Il y a dans les secrets que l'on ouvre un ressort terrible. Une force incontrôlable. On croit savoir, on croit connaître, et un secret inattendu bouleverse tout ce que l'on croyait, défigure le champ d'un tir de mine. Je me sens ce champ prêt à la défiguration d'un tir de mine. C'est toute mon histoire qui s'offre en sacrifice à ce paquet de papier. J'ai envie de me laisser étonner par cette femme que je n'ai pas comprise à temps. J'ai envie de faire ce pas à la fois devant comme derrière. Ce pas immobile de l'homme que je suis devenu à ce jour, à ce moment de conscience en surcis d'une nouvelle mouvance. J'étire mes jambes. Je ferme les yeux.
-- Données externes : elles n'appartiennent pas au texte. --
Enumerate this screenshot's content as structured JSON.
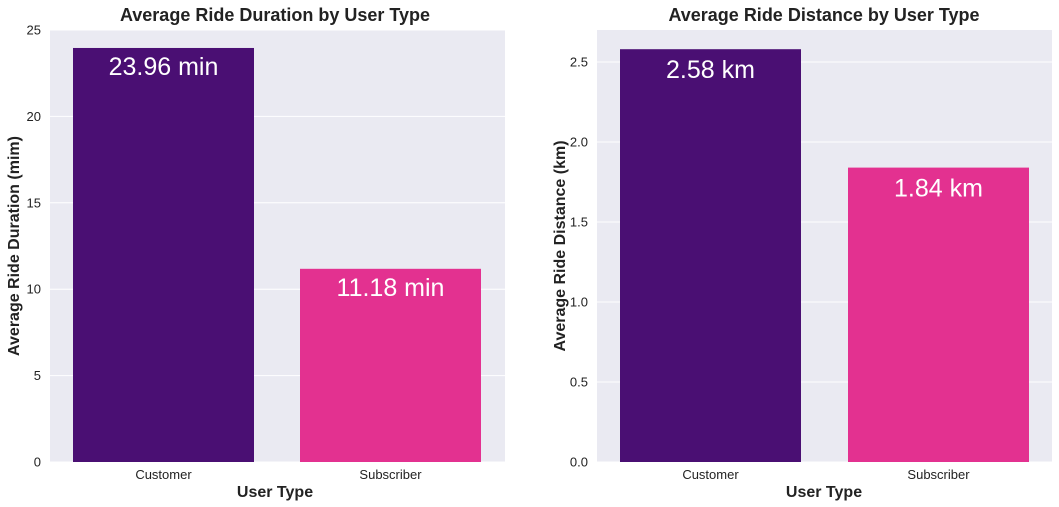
{
  "chart_data": [
    {
      "type": "bar",
      "title": "Average Ride Duration by User Type",
      "xlabel": "User Type",
      "ylabel": "Average Ride Duration (mim)",
      "categories": [
        "Customer",
        "Subscriber"
      ],
      "values": [
        23.96,
        11.18
      ],
      "bar_labels": [
        "23.96 min",
        "11.18 min"
      ],
      "ylim": [
        0,
        25
      ],
      "yticks": [
        0,
        5,
        10,
        15,
        20,
        25
      ],
      "ytick_labels": [
        "0",
        "5",
        "10",
        "15",
        "20",
        "25"
      ],
      "colors": [
        "#4a0f73",
        "#e33190"
      ],
      "grid": true,
      "background": "#eaeaf2"
    },
    {
      "type": "bar",
      "title": "Average Ride Distance by User Type",
      "xlabel": "User Type",
      "ylabel": "Average Ride Distance (km)",
      "categories": [
        "Customer",
        "Subscriber"
      ],
      "values": [
        2.58,
        1.84
      ],
      "bar_labels": [
        "2.58 km",
        "1.84 km"
      ],
      "ylim": [
        0,
        2.7
      ],
      "yticks": [
        0,
        0.5,
        1.0,
        1.5,
        2.0,
        2.5
      ],
      "ytick_labels": [
        "0.0",
        "0.5",
        "1.0",
        "1.5",
        "2.0",
        "2.5"
      ],
      "colors": [
        "#4a0f73",
        "#e33190"
      ],
      "grid": true,
      "background": "#eaeaf2"
    }
  ]
}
Je fume une cigarette. Feuillette mes notes à propos de Dieter. Accorde encore un pincement de coeur en regardant vers le paquet reçu ce matin. Me laisse envahir par une bouffée de chaleur venue du plus profond de moi.

 

Cher Matthias.

J'ai longtemps hésité, bien sûr. Je ne mesure pas vraiment la portée d'action de mon geste. Peut-être n'en a t'il aucune. Peut-être au contraire sera-t'il bouleversant et surprenant, bien au-delà de toute mon anticipation. Je te laisse libre de son pouvoir sur toi. Je te laisse libre de consommer ou de rejeter. Je répare seulement un manque à notre histoire commune. Je le fais pour moi. Ce qui sera fait pour toi t'appartient. Je ne peux pas en décider. J'ose seulement espérer que mon geste trouvera dans ta réalité une résonance juste, quelle qu'elle soit. J'ignore jusqu'à quel point tu m'as oubliée, ou bien jusqu'à quel point je suis encore vivante en toi. J'ignore tout, et c'est justement par toute cette innocence que je trouve le courage, aujourd'hui, de te préparer ce paquet d'un bout de ma vie dans lequel tu reconnaîtras ta trace. Volontairement, ou involontairement, je l'ai laissée se sédimenter.
On ne sait jamais très bien, lorsqu'une graine est semée, si elle est morte en terre ingrate ou si elle est devenu vivace et florissante.
Ce que j'ai semé, je n'en ai pas toujours eu la pleine conscience. Peut-être ai-je seulement éprouvé le besoin de revisiter le champ de ma semence, et c'est ce qui me fait oser le risque effroyablement merveilleux de t'écrire.

I kiss you, my soul lover brother, my anyhow slice of life. Anne.